Chers lecteurs, chères lectrices,
Ceux qui se sont rendus à Kiel-Schilksee ces derniers jours ou qui en profitent encore ce week-end peuvent vivre quelque chose. On l'appelle volontiers "fête populaire de la voile", la plus grande semaine de régates au monde. Mais ces mots ne reflètent pas du tout ce qui s'y passe. Lorsque plusieurs classes sont lancées en même temps, l'esplanade du port, qui était encore tranquille il y a quelques instants, se transforme en fourmilière. Des embouteillages se forment aux cales de mise à l'eau, les bateaux entrent, les cales sortent. Dans le port, les ruelles étroites se transforment en routes de fourmis, et c'est toujours un petit miracle que tout le monde en sorte sain et sauf. Sur le fjord, il y a quelques instants encore presque vide de bateaux, les voiles se mettent soudain à grouiller.
Il est temps de faire le tour du centre olympique. C'est fou ce qui s'y est passé au fil des ans : tentes, halls et pagodes, exposants et sponsors, tente de fête, arène en plein air, salons. Sur l'emplacement pour camping-cars, caravanes et tentes, le choc : elle existe toujours - la rigole de l'horreur. Elle fait resurgir, presque littéralement, des souvenirs d'il y a plus de 30 ans.
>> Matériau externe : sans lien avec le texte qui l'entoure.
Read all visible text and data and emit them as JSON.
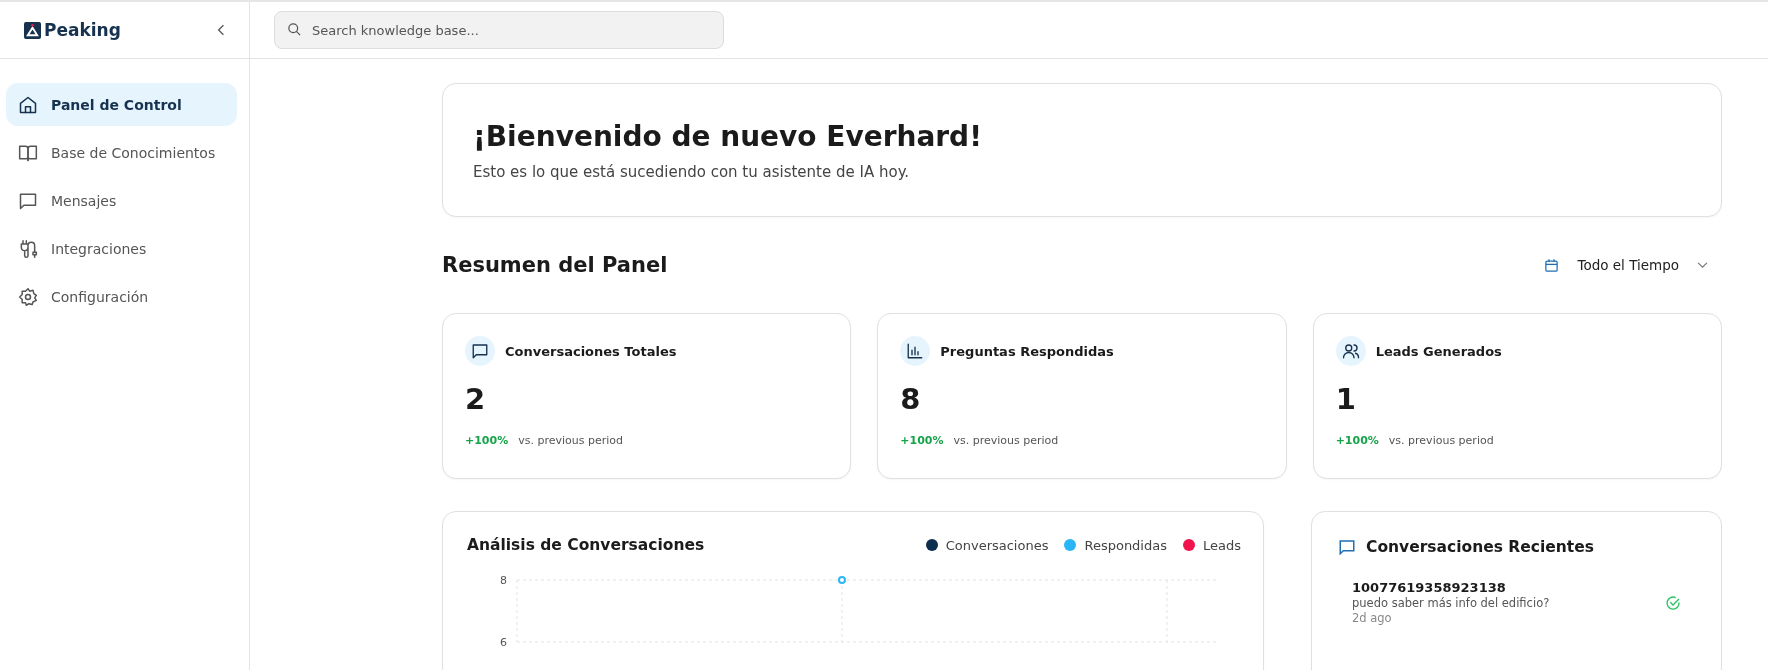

C'était en 1990, la première semaine de Kiel après la réunification et donc, pour moi, jeune navigateur en Finn-Dinghy, la première chance de participer à cette manifestation mythique. Ce fut un fiasco. Arrivé avec ma Passat 78 et une tente igloo, cet arrangement s'est rapidement avéré être un mauvais choix - même si, en tant que jeune, je n'en avais pas d'autre. Il a plu à verse, dans mon souvenir toute la semaine. Je n'ai jamais été au sec. Le matin, je sortais de la tente, je sprintais jusqu'à la Passat, j'ouvrais le hayon et je me mettais à l'abri. Là, je me changeais, j'enfilais ma tenue de régate, ma combinaison de séchage et je partais me laver dans cet ascenseur. Ce qui signifiait : aller à la rigole.
C'est une construction simple en acier inoxydable. En haut, il y a une conduite d'eau avec des robinets à certains intervalles, et en dessous, des bacs pour recueillir ce qui vient d'en haut. Au bout, un écoulement. Si, comme moi, on n'a jamais utilisé ce point de lavage, on commet facilement l'erreur, comme moi, de se placer à l'extrémité avec l'écoulement. Je vous épargne, cher lecteur, la description détaillée de ce qui y arrive comme résultats du brossage de dents et du rasage de plusieurs personnes. En un mot : dégoûtant.
Puis sortie sur l'eau, après des heures et des cours et des trajets encore misérablement longs à l'époque, retour à terre complètement cassé, toujours sous la pluie. Tentative quasi impossible de se changer sous le hayon de la Passat et d'enfiler quelque chose de sec, qui a été immédiatement mouillé en faisant la queue à la douche.
C'est mon premier souvenir de la Kieler Woche. Et pour longtemps, ce devait être le dernier. Apparemment, j'ai simplement joué de malchance, comme le montre le nombre de participants au cours des trois décennies suivantes. L'attrait de la "Kiwo" est resté intact.
Mais, à mon avis, peu de gens connaîtront encore aujourd'hui la rigole de l'horreur. En tout cas, si je déduis cette hypothèse du rapport entre les camping-cars et les tentes. Ces dernières étaient nettement moins représentées lors de cette édition que dans mon souvenir de l'époque, et on peut bien sûr se laver dans les camping-cars.
Mais je n'ouvrirai pas ici la discussion sur le fait de savoir si la clientèle de la Kieler Woche est plus aisée ou simplement plus âgée.